Then we are not really talking about a genre but a specific target audience. If you narrow down that much, then just list a few games. I don't play this kind of games, I don't know why some people would play them and I don't really care if they have fun. I like to target specific achievements in Europa Universalis IV, some tries are taking 30h+ but I can understand why some people wouldn't do that.
But the main point is still here: if a specific game has a very narrow target audience, where is the problem? To be honest, I get it: random player A doesn't have enough time/motivation/skill/willpower/etc to play a specific game, while many people are liking that specific game. So he wants an easy mode, i.e. several changes in the game to suit him, without even noticing that the game could be less popular for the current players. He could play another games instead, but no.
This is exactly the case with Sekiro. A part of the hype around the game is the difficulty (or in a simRacing game, an ultra-realistic setting). By asking for an easy mode (or in a simRacing game, a less realistic setting) you are asking for a change in the core of the game. This is getting boring, again there are enough games. They could just stop to be selfish and claim "every game should be for me".
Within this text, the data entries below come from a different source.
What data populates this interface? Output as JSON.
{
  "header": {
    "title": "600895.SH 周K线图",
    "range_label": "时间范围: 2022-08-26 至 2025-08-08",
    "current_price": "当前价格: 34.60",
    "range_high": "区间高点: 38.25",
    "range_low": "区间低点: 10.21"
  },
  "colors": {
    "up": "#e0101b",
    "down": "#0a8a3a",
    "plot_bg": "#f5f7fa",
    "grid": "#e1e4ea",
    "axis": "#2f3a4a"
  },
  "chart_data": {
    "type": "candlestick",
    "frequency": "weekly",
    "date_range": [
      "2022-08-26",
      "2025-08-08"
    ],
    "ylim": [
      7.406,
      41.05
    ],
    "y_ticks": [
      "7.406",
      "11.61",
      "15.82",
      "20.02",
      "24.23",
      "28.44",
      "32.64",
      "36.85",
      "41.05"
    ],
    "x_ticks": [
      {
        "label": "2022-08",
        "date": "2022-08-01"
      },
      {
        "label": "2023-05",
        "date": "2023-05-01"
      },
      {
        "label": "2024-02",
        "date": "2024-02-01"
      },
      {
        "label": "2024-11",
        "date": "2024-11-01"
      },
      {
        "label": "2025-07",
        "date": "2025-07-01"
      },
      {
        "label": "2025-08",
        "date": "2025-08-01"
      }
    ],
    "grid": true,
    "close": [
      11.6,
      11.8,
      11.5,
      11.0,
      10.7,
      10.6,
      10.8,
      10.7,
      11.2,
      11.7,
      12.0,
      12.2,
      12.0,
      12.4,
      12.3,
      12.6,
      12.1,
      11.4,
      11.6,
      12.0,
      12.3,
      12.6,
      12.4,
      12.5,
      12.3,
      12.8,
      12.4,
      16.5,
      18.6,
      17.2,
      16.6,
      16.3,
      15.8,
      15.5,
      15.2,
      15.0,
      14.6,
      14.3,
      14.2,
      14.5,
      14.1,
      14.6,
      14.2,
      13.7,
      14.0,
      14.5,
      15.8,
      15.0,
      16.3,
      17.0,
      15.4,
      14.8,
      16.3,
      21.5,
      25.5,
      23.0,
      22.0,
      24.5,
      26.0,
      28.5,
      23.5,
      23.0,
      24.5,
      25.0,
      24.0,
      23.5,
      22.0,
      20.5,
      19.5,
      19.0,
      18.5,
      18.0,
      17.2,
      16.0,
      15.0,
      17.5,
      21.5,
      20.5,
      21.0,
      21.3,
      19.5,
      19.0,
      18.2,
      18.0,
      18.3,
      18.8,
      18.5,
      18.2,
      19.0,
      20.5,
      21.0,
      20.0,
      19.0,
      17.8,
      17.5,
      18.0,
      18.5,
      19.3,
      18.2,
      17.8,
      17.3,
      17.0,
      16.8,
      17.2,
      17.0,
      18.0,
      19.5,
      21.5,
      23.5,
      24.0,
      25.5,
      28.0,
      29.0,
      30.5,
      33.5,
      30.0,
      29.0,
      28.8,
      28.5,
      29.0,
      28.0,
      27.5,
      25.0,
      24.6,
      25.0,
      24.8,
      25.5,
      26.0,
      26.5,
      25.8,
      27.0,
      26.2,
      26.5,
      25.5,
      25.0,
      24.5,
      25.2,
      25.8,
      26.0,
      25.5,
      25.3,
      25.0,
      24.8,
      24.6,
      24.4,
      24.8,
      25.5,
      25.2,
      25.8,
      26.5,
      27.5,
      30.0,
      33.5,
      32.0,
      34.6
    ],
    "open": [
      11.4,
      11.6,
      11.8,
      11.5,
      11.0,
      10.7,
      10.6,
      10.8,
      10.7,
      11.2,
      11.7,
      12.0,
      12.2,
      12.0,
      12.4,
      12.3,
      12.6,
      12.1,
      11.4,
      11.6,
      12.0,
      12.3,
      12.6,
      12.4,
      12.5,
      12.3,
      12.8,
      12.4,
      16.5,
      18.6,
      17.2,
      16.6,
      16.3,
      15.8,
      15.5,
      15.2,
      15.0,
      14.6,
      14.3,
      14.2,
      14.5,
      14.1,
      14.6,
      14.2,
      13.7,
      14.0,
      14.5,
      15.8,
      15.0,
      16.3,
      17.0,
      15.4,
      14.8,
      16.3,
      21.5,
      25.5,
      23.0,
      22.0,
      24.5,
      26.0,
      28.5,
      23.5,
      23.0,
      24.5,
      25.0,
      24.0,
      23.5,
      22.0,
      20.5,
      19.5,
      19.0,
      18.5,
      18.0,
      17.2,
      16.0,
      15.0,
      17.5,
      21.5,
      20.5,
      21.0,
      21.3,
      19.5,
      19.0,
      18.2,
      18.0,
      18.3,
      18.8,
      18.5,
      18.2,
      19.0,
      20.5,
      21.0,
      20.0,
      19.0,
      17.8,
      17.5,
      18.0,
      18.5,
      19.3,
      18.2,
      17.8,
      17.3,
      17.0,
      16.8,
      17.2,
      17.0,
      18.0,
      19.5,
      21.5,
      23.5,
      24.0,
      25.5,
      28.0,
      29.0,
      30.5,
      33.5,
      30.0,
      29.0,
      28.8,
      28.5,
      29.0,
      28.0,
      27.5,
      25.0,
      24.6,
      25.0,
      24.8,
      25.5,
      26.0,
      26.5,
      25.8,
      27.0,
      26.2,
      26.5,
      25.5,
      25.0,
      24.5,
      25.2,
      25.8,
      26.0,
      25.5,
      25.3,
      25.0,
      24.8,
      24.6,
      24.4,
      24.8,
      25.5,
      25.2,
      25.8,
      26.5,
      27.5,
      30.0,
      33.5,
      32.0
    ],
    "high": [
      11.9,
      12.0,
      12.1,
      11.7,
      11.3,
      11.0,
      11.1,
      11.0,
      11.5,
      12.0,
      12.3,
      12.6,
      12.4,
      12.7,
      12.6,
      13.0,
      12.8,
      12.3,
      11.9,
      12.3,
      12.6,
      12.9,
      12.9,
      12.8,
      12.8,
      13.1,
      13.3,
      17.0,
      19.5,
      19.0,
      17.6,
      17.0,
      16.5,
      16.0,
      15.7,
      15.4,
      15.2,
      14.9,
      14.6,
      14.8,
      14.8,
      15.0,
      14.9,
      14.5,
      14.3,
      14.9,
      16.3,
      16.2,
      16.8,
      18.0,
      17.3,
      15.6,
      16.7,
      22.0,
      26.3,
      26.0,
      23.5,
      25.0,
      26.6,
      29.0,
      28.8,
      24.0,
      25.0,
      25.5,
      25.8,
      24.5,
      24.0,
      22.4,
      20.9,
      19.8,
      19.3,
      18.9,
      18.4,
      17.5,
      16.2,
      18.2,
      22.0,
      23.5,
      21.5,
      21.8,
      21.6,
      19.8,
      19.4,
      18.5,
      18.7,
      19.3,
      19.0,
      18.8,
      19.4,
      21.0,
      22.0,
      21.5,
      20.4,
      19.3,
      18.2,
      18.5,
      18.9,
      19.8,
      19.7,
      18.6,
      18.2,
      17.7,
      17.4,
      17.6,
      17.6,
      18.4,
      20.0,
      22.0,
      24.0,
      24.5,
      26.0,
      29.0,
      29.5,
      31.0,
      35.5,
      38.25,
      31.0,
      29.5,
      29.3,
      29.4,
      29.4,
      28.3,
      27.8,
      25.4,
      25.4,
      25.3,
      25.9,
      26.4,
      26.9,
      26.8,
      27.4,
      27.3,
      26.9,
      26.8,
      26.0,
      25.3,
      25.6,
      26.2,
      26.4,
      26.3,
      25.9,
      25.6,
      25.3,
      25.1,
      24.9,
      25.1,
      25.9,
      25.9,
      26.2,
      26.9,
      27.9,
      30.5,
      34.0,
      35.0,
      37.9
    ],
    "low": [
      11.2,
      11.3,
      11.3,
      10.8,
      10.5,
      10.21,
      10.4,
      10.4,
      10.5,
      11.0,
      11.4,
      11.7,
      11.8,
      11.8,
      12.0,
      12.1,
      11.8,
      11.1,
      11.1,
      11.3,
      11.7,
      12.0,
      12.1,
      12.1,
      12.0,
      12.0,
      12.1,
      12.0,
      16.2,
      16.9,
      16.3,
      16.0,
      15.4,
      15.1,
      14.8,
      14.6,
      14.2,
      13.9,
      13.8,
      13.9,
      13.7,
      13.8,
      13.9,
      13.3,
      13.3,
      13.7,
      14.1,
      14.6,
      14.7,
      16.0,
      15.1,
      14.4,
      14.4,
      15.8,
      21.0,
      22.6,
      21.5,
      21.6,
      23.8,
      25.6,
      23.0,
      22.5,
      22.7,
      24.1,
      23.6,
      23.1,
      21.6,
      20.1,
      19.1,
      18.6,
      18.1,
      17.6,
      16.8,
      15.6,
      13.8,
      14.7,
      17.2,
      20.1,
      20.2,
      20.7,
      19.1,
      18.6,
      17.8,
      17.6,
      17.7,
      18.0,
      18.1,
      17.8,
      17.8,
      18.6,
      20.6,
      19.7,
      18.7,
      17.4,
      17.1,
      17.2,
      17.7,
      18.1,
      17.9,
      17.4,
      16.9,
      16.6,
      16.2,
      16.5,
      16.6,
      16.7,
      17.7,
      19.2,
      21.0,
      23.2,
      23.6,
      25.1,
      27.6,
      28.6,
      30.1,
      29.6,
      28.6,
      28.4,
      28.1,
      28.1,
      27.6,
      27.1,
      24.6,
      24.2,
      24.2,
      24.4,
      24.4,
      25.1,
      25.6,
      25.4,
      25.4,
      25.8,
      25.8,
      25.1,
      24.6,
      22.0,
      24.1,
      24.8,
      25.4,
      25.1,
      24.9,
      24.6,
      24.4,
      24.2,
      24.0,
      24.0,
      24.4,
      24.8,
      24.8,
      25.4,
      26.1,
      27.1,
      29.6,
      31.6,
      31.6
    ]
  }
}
If you look at the amount of Souls-like games that are out there today, compared to when it was simply just Demon Souls, then yes, you could consider it a mini genre of it's own. There's a reason why people, even a storefront like Steam calls and has the tag "souls-like", rather than "crushingly difficult", because that doesn't roll off the tongue, nor sound like a fitting sub genre name.
I know you do not play these games, and neither do I, but it's not hard to see what they are and what's transpired since the first ever Souls game.
There is no problem, but there is also no problem when a dev offers a differing difficulty mode, or when people simply mod one in themselves. Hell, I just posted about the devs behind Dying Light putting in an even easier option, years after the game's release, and that game is known and heavily implied to be a "survival" game, as in you fear for your life during the day and the night, yet they have added an option that does away with that very thing, and it isn't harming anyone in the slightest, because people that want to play things on a harder difficulty can simply choose that option, and those that don't can choose the latter.
Do you understand why we as a species try to make our lives a little easier, or does that not come natural to your line of thought?. Yes, the human race does love a few challenges here and there, but at the same time we also like to make things easier for ourselves, from understanding methods to general science, and obviously to games explaining mechanics and tutorials, that have evolved over time.
The thing is, is that those who do not want said game to be changed to suit others, is that they also want other games to be changed to suit them. We have those same people bickering about games being "watered down", and that they want them to stay stagnant and the same, or made more difficult, to which we end up seeing the excuse "game doesn't need to be for you, but I want it to be for me" being used.
What's getting boring, is watching a minority whine about how they want games to suit their tastes over others, but claiming they aren't harming anyone themselves. It'd be less insulting if they weren't so self aware of their obnoxious elitist bs.